A nova normalidade
Futuro. A maior questão é sobre o futuro. Que futuro teremos, após tudo isto? Todos vivemos preenchidos com a ansiedade sobre o que virá a seguir. Há menos poluição, os mares estão a recuperar, o ar está mais limpo, fizemos todos uma pausa obrigatória para pensarmos nos nossos erros. Escreve-se e fala-se. Uns vêm aqui um momento de viragem, o ponto de partida para um mundo melhor. E todos vamos assistir ao que acontece, porque serão os mesmos de sempre a intervir no sentido de definir o futuro da forma como eles querem.
Veremos uma humanidade nova, com o fim dos conflitos armados, a resolução da carência alimentar e sanitária nos países subdesenvolvidos (e desenvolvidos também), a correção das injustiças, o respeito pelos direitos humanos. Será o fim do egoísmo. Não haverá mais abusos sobre os mais vulneráveis, não haverá corrupção, vai acabar a violência, porque “vai ficar tudo bem”. Alguém acredita nisto? Todos o queremos, mas só alguns fazem algo por isso, sem o nosso apoio, sem o nosso conhecimento, sem o nosso reconhecimento. Batemos palmas, depois de aparecer nas redes sociais para o fazermos. Elogiamos, enaltecemos, brindamos, e depois publicamos para toda a gente ver que o fizemos.

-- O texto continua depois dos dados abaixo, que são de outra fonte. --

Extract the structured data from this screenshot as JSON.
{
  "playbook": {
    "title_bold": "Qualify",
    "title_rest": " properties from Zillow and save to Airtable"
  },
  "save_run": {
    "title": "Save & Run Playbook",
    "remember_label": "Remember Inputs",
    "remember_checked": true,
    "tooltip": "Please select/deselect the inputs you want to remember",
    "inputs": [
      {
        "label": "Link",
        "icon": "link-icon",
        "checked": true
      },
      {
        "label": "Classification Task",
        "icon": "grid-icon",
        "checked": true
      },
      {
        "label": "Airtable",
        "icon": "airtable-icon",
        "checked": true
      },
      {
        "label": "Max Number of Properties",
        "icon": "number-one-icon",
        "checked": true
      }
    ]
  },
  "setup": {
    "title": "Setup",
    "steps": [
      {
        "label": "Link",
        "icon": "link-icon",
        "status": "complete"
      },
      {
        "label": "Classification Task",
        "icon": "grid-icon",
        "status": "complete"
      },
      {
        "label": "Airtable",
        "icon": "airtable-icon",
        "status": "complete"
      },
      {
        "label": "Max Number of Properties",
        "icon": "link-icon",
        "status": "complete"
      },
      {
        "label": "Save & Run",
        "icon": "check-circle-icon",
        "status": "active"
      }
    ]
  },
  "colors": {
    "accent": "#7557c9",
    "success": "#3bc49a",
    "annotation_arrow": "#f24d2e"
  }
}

A ansiedade levará a desencanto. Na nossa esperança, procuramos ver algo de bom em tudo o que está a acontecer. Tememos o futuro e queremos que seja melhor. Mérito seja dado a todos aqueles que nos protegem diariamente, bombeiros, enfermeiros, farmacêuticos, médicos, agentes de segurança, e, veja-se lá, até políticos. Mas depois da situação de saúde pública se resolver, eles não estarão lá para nos ajudar. Ou melhor, estarão os políticos, para nosso bem ou mal. E nós? Vamos assistir? As classes políticas, como todas as outras, tem os seus elementos com uma distribuição gaussiana entre excelente, bom, médio, mau e medíocre. Por certo ninguém quer voltar à maior frequência dos elementos dessa classe estar pelo mau e medíocre.

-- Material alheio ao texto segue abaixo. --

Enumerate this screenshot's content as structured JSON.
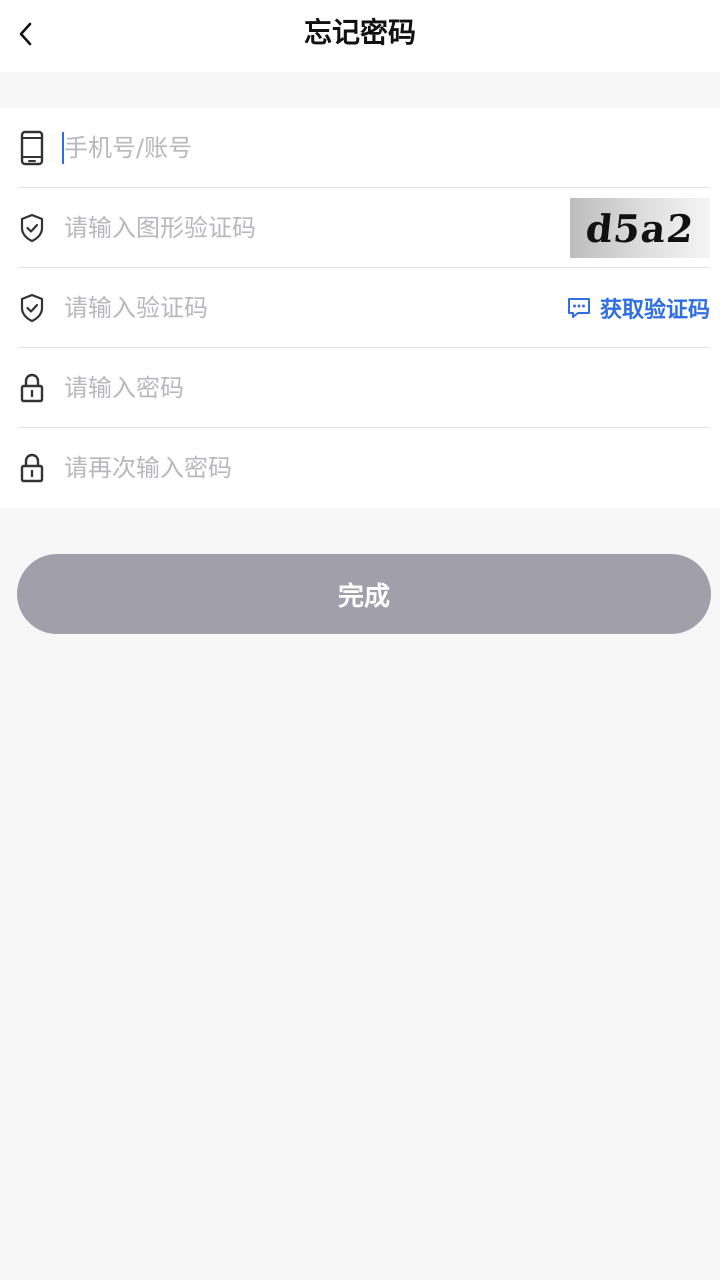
{
  "header": {
    "title": "忘记密码",
    "back_icon": "chevron-left-icon"
  },
  "form": {
    "account": {
      "icon": "phone-icon",
      "placeholder": "手机号/账号",
      "value": ""
    },
    "image_captcha": {
      "icon": "shield-check-icon",
      "placeholder": "请输入图形验证码",
      "value": "",
      "captcha_text": "d5a2"
    },
    "sms_code": {
      "icon": "shield-check-icon",
      "placeholder": "请输入验证码",
      "value": "",
      "get_code_label": "获取验证码",
      "get_code_icon": "message-icon"
    },
    "password": {
      "icon": "lock-icon",
      "placeholder": "请输入密码",
      "value": ""
    },
    "confirm_password": {
      "icon": "lock-icon",
      "placeholder": "请再次输入密码",
      "value": ""
    }
  },
  "submit": {
    "label": "完成"
  },
  "colors": {
    "accent": "#2f6fe3",
    "button_disabled": "#a1a0aa",
    "placeholder": "#b8b8bc",
    "background": "#f7f7f7"
  }
}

Uma crise de cada vez, um dia de cada vez, cada um a fazer a sua parte. É presunçoso ser crítico em relação ao que poderá vir quando pouco se fez na situação atual. Ainda nada está resolvido e muito está por fazer. A segunda vaga está à porta.
Vamos continuar com a conversa do “vai ficar tudo bem”. Está cada vez pior, agora que a agenda económica tem que refazer-se e fá-lo-á, como sempre, através de uma agenda política. E os números, estavam a diminuir para, agora, voltarem a crescer.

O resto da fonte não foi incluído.